Patinando com o Alter-Ego

Patinando com o Alter-Ego


2.10.05


# Aqui estou, meus caros! Tenho aproveitado estes dias de paz, enquanto o stronzo do Malatesta está desfrutando férias na Baixada, para relaxar, espanar meu amados livros e dedicar-me aos prazeres mais refinados do espírito: escutar boa música, saborear meus chás de excelente qualidade e... pensar no significado de estar vivo. Não, nada de alta filosofia; apenas aquelas reflexões singelas que nos chegam com as brisas outonais da meia-idade, neste tempinho em que os nomes dos velhos coleguinhas de escola já começam a aparecer no necrológico do Estadão. Morreu Zequinha, que coisa! Ah, que bom, foi desastre! Ana Angélica faleceu? Que linda ela era... Foi crime de morte?
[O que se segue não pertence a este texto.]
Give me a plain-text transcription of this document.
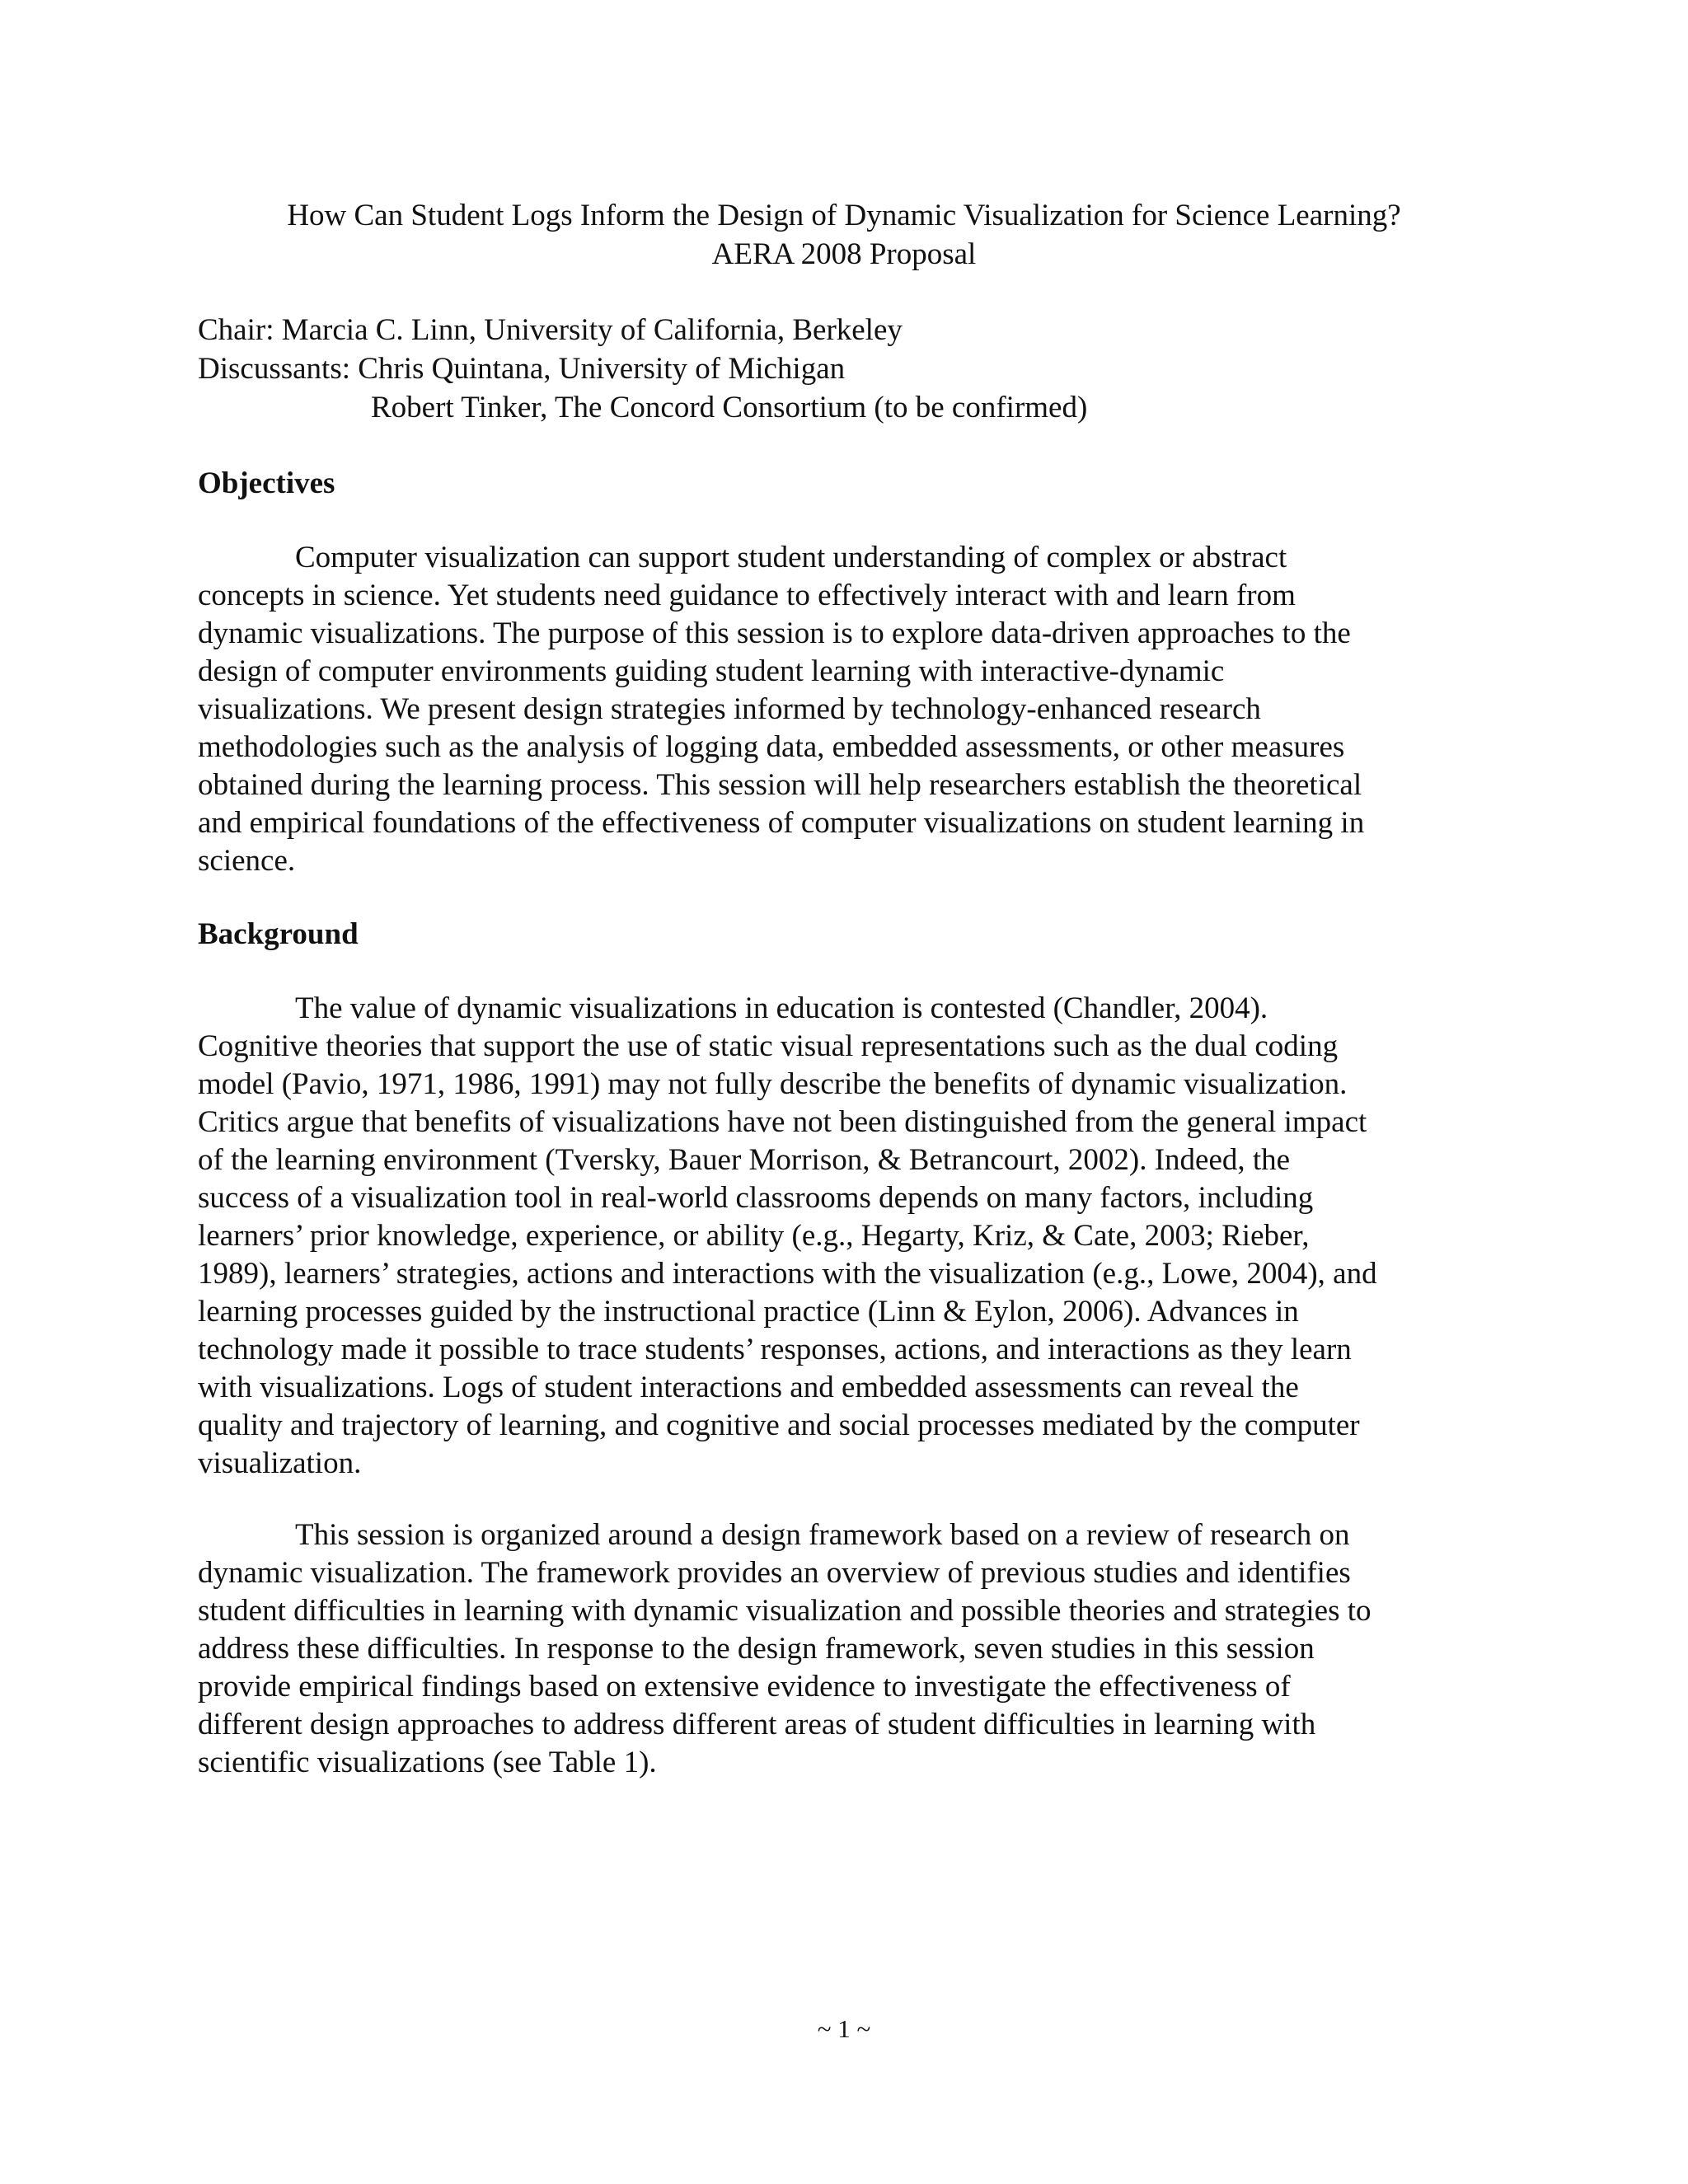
How Can Student Logs Inform the Design of Dynamic Visualization for Science Learning?
AERA 2008 Proposal
Chair: Marcia C. Linn, University of California, Berkeley
Discussants: Chris Quintana, University of Michigan
Robert Tinker, The Concord Consortium (to be confirmed)
Objectives
Computer visualization can support student understanding of complex or abstract
concepts in science. Yet students need guidance to effectively interact with and learn from
dynamic visualizations. The purpose of this session is to explore data-driven approaches to the
design of computer environments guiding student learning with interactive-dynamic
visualizations. We present design strategies informed by technology-enhanced research
methodologies such as the analysis of logging data, embedded assessments, or other measures
obtained during the learning process. This session will help researchers establish the theoretical
and empirical foundations of the effectiveness of computer visualizations on student learning in
science.
Background
The value of dynamic visualizations in education is contested (Chandler, 2004).
Cognitive theories that support the use of static visual representations such as the dual coding
model (Pavio, 1971, 1986, 1991) may not fully describe the benefits of dynamic visualization.
Critics argue that benefits of visualizations have not been distinguished from the general impact
of the learning environment (Tversky, Bauer Morrison, & Betrancourt, 2002). Indeed, the
success of a visualization tool in real-world classrooms depends on many factors, including
learners’ prior knowledge, experience, or ability (e.g., Hegarty, Kriz, & Cate, 2003; Rieber,
1989), learners’ strategies, actions and interactions with the visualization (e.g., Lowe, 2004), and
learning processes guided by the instructional practice (Linn & Eylon, 2006). Advances in
technology made it possible to trace students’ responses, actions, and interactions as they learn
with visualizations. Logs of student interactions and embedded assessments can reveal the
quality and trajectory of learning, and cognitive and social processes mediated by the computer
visualization.
This session is organized around a design framework based on a review of research on
dynamic visualization. The framework provides an overview of previous studies and identifies
student difficulties in learning with dynamic visualization and possible theories and strategies to
address these difficulties. In response to the design framework, seven studies in this session
provide empirical findings based on extensive evidence to investigate the effectiveness of
different design approaches to address different areas of student difficulties in learning with
scientific visualizations (see Table 1).
~ 1 ~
Morreu num assalto? Ah, que bom, pensei que tivesse sido morte natural, uffa! Enfim, a meia-idade nos traz medos, é verdade, mas também nos traz alguns sentimentos libertadores. Aprende-se a não esperar grande coisa da vida e das pessoas, conta-se mais consigo mesmo, o que não deixa de ser consolador, pois conhecemos muito bem a nossa capacidade de oferta. De nós mesmos só exigimos o que podemos oferecer, não é fato?
A meia-idade nos traz ainda a redução da velocidade interna, mental e emocional. Os pensamentos já não se atropelam, já não se fantasiam com tantos penachos de esperanças enganosas; as idéias e os sentimentos, antes confusos e arredios, agora abaixam as calças e logo mostram o rego, sem pudores, sem malícias, como quem exibe o traseiro para receber uma injeção, nada mais. Perde-se um guarda-chuva aqui, perde-se uma carteira ali, mas o que se ganha são coisas mais preciosas, como a nítida percepção da comédia humana, principalmente a engraçada pantomima dessa gente que se leva a sério.
Prisão de ventre? Não, não tenho. Então - Ai que bom! - posso apertar a descarga do vaso sanitário, todo santo dia e, simultaneamente, pensar no presidente corrupto, cafona e gabola. Vá, criatura ignorante! Vá, horror federal, deslize suavemente até as águas mortas do Rio Tietê! É uma simples mentalização, eu sei, eu sei, mas oferece algum consolo.
A meia-idade não é triste; é até meio-alegre. E tralalá e tralalá!